About the job
Site Reliability Engineer - AI Infrastructure
Location: Global Remote / San Francisco · Full-Time
About Andromeda
Andromeda Cluster, established by Nat Friedman and Daniel Gross, aims to democratize access to advanced AI infrastructure for early-stage startups, previously exclusive to hyperscalers. Our journey began with a single managed cluster that quickly reached capacity, propelling us to develop robust systems, networking, and orchestration layers to make AI infrastructure more accessible than ever.
Today, we collaborate with top AI laboratories, data centers, and cloud service providers to deliver compute resources precisely when and where they're needed the most. Our platform efficiently manages the routing of training and inference jobs across a global supply chain, facilitating flexibility and efficiency in one of the most rapidly expanding markets worldwide.
Our vision is to create a liquidity layer for global AI compute — a marketplace that dynamically moves the infrastructure and workloads essential for AGI, akin to the capital flows in global financial markets.

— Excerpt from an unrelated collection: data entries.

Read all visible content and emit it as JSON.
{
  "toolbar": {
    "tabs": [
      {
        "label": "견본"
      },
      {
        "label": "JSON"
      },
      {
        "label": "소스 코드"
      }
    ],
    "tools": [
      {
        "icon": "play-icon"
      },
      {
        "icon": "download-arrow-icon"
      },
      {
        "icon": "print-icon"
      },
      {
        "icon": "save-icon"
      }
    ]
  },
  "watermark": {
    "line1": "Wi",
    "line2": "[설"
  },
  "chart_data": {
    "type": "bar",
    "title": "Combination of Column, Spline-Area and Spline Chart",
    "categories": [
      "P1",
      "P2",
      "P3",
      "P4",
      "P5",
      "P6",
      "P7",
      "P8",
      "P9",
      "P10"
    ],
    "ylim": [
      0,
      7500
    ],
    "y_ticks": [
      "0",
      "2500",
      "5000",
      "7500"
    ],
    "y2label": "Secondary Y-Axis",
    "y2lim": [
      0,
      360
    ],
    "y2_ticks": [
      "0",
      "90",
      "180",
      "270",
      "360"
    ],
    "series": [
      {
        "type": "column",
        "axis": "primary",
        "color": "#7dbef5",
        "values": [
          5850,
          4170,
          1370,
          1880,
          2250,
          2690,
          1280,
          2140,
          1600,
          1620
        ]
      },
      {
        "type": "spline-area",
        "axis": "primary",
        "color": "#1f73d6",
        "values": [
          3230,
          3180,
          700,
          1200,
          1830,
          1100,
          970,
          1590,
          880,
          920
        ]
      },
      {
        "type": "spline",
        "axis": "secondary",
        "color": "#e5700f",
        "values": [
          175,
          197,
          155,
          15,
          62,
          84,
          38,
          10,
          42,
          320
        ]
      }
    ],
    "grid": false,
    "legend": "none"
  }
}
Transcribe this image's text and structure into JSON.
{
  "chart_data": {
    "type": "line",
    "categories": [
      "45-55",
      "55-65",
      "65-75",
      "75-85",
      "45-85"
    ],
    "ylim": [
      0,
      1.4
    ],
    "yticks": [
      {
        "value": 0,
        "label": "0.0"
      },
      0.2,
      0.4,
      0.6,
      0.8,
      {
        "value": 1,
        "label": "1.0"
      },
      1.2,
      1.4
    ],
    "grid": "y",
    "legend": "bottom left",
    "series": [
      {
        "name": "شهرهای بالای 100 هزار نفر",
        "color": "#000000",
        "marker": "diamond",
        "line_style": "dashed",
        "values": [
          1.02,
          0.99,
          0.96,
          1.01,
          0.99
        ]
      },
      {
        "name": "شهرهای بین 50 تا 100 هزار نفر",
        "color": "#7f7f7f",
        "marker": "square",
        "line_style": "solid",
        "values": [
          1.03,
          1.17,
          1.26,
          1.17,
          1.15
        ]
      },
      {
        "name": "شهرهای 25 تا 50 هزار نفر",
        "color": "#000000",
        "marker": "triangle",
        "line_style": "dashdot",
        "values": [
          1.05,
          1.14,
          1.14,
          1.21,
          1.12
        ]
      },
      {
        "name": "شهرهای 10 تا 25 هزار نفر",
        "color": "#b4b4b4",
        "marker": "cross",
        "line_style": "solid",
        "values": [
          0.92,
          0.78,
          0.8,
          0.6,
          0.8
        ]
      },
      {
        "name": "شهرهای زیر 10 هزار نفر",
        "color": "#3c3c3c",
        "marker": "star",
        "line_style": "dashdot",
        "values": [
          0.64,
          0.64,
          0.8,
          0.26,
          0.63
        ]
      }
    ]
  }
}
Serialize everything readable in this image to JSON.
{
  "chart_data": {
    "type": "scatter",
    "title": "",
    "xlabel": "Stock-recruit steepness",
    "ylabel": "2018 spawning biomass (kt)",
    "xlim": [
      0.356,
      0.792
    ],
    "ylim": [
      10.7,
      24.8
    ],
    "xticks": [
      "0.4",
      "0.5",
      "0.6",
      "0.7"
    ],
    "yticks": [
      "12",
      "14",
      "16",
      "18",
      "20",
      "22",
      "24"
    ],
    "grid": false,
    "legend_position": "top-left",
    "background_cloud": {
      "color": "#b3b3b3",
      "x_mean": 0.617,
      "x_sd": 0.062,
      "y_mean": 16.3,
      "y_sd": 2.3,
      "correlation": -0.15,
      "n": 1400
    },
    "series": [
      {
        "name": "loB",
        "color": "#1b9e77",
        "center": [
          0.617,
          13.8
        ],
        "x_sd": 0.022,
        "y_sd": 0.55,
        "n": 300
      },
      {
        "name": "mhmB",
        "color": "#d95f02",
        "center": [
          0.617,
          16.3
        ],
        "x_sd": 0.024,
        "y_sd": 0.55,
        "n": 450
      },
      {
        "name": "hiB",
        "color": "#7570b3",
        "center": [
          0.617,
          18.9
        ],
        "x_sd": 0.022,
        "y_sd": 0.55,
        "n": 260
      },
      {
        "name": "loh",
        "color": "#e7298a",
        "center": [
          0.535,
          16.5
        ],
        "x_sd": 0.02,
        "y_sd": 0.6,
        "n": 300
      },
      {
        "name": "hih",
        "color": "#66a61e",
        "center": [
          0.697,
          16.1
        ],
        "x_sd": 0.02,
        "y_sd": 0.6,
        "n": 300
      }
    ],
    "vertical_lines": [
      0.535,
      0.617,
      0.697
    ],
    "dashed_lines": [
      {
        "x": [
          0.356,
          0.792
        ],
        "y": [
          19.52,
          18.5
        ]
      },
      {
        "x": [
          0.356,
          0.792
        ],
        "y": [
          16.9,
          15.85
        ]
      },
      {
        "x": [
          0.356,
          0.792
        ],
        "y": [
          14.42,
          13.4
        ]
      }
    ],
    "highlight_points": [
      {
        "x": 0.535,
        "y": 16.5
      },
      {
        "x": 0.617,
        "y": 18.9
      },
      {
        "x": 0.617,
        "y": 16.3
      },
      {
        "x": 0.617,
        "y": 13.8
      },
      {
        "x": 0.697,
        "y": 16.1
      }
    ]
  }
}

We are on the lookout for talented individuals who excel in AI infrastructure, research, and engineering to join our pioneering team.
Your Responsibilities
Provision, configure, and manage Kubernetes clusters for clients across various service providers.
Develop automation tools to enhance the deployment and integration of clusters.
Troubleshoot customer issues related to networking, storage, scheduling, and system layers.
Enhance the reliability and scalability of training and inference infrastructures.
Design and implement monitoring, alerting, and observability solutions for critical systems.
Work collaboratively with engineering and product teams to strategize and deliver infrastructure for new services.
Engage in on-call duties and incident response, leading postmortems and reliability enhancements.
Ideal Candidate Profile
A minimum of 5 years of experience in Site Reliability Engineering (SRE), DevOps, or infrastructure engineering roles.
Solid foundation in Linux systems and networking principles.
Extensive expertise in Kubernetes and container orchestration at scale.
Proficient in Infrastructure-as-Code methodologies (Terraform, Helm, etc.).